Can anybody explain it a bit more?
Still one more question: How $(P_1 \circ \gamma)(t_0)=0$ in the last line?
Added: Here's the more detailed expansion of the deleted comb space and its figure:
Here $D$ is same as $C_0$ in our proposition
Best Answer
I will answer your questions in a second, but here is what's going on in the proof. If there were a continuous path from $0\times 1$ to $1\times 0$, then the path must "leave" the point $0\times 1$ at some point $t_0$. The question becomes: where does the path go right after $t_0$? Well, it can't really go anywhere, and that's the whole point.

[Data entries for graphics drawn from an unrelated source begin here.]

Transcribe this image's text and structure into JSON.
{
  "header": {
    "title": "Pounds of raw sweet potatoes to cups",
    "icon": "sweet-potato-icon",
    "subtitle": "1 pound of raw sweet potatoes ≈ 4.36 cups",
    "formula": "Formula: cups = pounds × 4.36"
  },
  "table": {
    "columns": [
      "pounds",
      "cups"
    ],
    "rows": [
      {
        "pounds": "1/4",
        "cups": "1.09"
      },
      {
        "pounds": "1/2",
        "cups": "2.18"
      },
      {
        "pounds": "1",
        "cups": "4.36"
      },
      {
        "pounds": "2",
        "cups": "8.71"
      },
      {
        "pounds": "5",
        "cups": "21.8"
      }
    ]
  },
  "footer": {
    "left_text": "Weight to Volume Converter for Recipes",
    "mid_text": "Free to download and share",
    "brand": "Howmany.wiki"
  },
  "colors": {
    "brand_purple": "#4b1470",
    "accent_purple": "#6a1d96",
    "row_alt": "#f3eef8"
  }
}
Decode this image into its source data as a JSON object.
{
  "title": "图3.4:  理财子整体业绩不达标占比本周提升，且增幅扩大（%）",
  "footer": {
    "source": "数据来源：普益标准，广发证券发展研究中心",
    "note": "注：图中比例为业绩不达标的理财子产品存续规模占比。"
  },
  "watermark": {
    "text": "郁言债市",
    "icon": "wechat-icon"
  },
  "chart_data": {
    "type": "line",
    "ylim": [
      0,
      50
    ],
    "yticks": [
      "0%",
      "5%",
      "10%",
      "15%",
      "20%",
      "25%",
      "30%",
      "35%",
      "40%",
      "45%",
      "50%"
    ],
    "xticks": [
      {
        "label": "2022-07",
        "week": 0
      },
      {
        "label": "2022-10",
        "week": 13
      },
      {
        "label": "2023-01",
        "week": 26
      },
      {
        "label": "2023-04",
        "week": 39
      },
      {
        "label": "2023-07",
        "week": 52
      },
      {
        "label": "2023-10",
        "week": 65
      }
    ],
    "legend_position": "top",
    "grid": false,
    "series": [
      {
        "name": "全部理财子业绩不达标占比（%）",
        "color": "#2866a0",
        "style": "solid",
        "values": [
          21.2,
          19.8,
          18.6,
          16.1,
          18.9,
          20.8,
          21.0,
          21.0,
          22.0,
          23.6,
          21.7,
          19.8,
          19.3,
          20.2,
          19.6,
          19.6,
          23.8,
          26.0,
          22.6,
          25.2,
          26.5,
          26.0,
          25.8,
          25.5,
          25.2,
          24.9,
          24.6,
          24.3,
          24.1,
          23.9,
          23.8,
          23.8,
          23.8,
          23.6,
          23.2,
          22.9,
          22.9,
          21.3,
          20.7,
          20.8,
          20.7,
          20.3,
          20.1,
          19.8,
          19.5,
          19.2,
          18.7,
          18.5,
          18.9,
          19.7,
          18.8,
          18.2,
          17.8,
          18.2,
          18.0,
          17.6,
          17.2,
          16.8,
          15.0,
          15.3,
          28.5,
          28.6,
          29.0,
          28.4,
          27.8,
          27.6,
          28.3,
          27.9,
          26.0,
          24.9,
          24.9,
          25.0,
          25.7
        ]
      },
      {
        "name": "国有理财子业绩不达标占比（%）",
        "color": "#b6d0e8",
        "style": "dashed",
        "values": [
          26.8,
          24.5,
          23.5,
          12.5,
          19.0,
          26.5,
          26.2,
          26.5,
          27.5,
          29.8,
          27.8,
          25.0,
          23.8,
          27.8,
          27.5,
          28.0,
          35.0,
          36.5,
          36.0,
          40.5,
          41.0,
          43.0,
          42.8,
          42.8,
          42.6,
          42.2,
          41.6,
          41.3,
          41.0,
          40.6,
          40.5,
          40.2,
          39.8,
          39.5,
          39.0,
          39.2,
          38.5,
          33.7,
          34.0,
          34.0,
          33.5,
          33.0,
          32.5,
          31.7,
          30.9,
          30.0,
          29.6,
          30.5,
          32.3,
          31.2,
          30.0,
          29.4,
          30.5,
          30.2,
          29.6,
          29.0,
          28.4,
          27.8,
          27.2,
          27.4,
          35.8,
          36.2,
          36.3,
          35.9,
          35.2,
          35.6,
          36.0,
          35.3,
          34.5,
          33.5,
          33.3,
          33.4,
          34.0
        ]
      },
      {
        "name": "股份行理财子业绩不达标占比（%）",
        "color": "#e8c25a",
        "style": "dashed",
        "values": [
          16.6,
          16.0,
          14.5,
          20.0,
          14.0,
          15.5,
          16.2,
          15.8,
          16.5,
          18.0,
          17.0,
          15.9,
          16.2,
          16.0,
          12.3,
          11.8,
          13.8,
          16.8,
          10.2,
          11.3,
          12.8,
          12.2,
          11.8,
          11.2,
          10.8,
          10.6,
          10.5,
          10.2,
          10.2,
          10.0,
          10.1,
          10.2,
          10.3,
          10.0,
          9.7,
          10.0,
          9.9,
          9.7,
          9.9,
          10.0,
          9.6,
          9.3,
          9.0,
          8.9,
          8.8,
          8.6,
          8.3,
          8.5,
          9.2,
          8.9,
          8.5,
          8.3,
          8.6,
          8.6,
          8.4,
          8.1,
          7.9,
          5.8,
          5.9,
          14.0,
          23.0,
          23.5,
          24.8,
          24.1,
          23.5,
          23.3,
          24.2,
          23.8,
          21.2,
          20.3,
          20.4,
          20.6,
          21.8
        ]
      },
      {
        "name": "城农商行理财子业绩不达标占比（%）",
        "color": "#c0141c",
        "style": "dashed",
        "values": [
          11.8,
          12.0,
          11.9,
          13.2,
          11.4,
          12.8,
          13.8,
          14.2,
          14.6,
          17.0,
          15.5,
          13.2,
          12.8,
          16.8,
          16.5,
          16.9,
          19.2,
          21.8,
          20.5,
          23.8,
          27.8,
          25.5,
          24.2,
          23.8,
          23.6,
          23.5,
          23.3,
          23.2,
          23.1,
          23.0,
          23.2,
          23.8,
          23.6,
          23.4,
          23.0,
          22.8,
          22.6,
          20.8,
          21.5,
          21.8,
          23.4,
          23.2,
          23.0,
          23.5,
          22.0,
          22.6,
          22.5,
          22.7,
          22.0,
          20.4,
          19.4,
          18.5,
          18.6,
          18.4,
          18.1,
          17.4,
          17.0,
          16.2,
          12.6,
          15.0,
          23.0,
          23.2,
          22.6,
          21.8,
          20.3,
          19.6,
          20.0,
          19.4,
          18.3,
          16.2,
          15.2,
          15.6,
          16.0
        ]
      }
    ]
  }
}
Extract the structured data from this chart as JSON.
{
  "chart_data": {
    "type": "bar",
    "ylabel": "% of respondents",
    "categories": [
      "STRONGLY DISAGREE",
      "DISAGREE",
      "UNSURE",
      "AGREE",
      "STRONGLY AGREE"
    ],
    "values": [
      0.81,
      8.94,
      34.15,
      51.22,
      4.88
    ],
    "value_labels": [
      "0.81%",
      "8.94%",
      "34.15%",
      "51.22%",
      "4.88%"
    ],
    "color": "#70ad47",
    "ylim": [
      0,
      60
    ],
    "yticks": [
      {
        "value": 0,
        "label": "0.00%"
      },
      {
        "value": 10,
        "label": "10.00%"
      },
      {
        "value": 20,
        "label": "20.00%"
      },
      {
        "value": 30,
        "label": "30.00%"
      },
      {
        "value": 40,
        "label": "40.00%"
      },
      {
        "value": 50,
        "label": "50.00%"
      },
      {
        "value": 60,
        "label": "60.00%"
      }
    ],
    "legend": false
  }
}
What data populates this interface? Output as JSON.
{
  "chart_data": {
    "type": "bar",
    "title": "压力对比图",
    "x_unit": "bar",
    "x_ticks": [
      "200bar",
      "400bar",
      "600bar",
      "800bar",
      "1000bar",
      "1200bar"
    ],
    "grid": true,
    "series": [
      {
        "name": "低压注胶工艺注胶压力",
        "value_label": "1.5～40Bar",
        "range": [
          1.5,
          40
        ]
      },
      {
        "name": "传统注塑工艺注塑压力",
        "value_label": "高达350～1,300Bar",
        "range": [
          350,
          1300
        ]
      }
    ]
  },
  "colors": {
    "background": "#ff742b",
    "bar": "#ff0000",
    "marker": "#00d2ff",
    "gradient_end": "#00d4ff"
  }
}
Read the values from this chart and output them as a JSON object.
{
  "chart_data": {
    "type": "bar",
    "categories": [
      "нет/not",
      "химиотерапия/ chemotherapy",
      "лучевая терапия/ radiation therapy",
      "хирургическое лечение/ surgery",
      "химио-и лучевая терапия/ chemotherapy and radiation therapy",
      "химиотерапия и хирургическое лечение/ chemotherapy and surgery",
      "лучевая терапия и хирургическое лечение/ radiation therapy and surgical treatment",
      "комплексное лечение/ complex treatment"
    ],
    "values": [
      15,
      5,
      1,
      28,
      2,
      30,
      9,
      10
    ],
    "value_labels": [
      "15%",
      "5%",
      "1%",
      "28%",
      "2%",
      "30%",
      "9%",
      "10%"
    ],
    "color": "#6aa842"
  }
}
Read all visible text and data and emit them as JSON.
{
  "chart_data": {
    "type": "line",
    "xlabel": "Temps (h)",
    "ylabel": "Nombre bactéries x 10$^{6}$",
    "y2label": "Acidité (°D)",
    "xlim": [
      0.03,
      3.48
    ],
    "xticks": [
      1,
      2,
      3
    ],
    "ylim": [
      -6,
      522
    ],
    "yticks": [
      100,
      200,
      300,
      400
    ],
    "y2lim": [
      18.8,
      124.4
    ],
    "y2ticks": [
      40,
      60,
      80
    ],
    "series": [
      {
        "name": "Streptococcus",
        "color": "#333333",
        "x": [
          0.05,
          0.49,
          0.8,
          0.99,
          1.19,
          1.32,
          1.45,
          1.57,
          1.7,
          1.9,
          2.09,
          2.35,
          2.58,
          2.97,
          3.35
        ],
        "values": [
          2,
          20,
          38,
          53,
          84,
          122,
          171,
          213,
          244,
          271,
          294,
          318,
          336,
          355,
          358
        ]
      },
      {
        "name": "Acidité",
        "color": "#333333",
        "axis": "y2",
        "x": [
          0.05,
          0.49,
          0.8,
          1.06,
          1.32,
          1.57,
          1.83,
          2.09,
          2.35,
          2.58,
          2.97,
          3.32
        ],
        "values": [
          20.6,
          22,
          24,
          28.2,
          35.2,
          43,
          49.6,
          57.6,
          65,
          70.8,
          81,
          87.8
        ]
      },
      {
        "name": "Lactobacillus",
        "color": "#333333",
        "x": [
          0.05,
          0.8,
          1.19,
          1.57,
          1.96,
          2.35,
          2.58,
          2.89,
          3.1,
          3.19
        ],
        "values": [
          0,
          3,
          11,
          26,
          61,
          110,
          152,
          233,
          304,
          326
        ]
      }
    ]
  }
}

Your first question of "why do we prove this claim"? You would know the answer to this question if you understood the rest of the proof, so I'll try explaining the rest of the proof.
Look at the set $(P_1\circ \gamma)(t_0,t_1)$. According to the claim, it is a subset of $K$. Since $(t_0,t_1)$ is a connected interval and $P_1\circ\gamma$ is a continuous function, $(P_1\circ \gamma)(t_0,t_1)$ is a connected subset of $K$. But then it must be a singleton. This is a huge deal. What it's telling us is that $\gamma(t)$ has the same $x$-coordinate for $t \in (t_0,t_1)$, i.e. that right after we "leave" the point $0\times 1$, we get stuck at some vertical line with $x$-coordinate some point of $K$. And this is of course a contradiction since at $t_0$, $\gamma$ is at $0\times 1$, so $\gamma$ clearly cannot be continuous. [We took $t_0$ to be the maximum of $\gamma^{-1}(\{p\})$ because this is the first time $\gamma$ "leaves" $0\times 1$].
Finally, "How is $(P_1\circ \gamma)(t_0) = 0$?". $\gamma(t_0) = 0\times 1$ by definition of $t_0$. So, $(P_1\circ \gamma)(t_0) = 0$.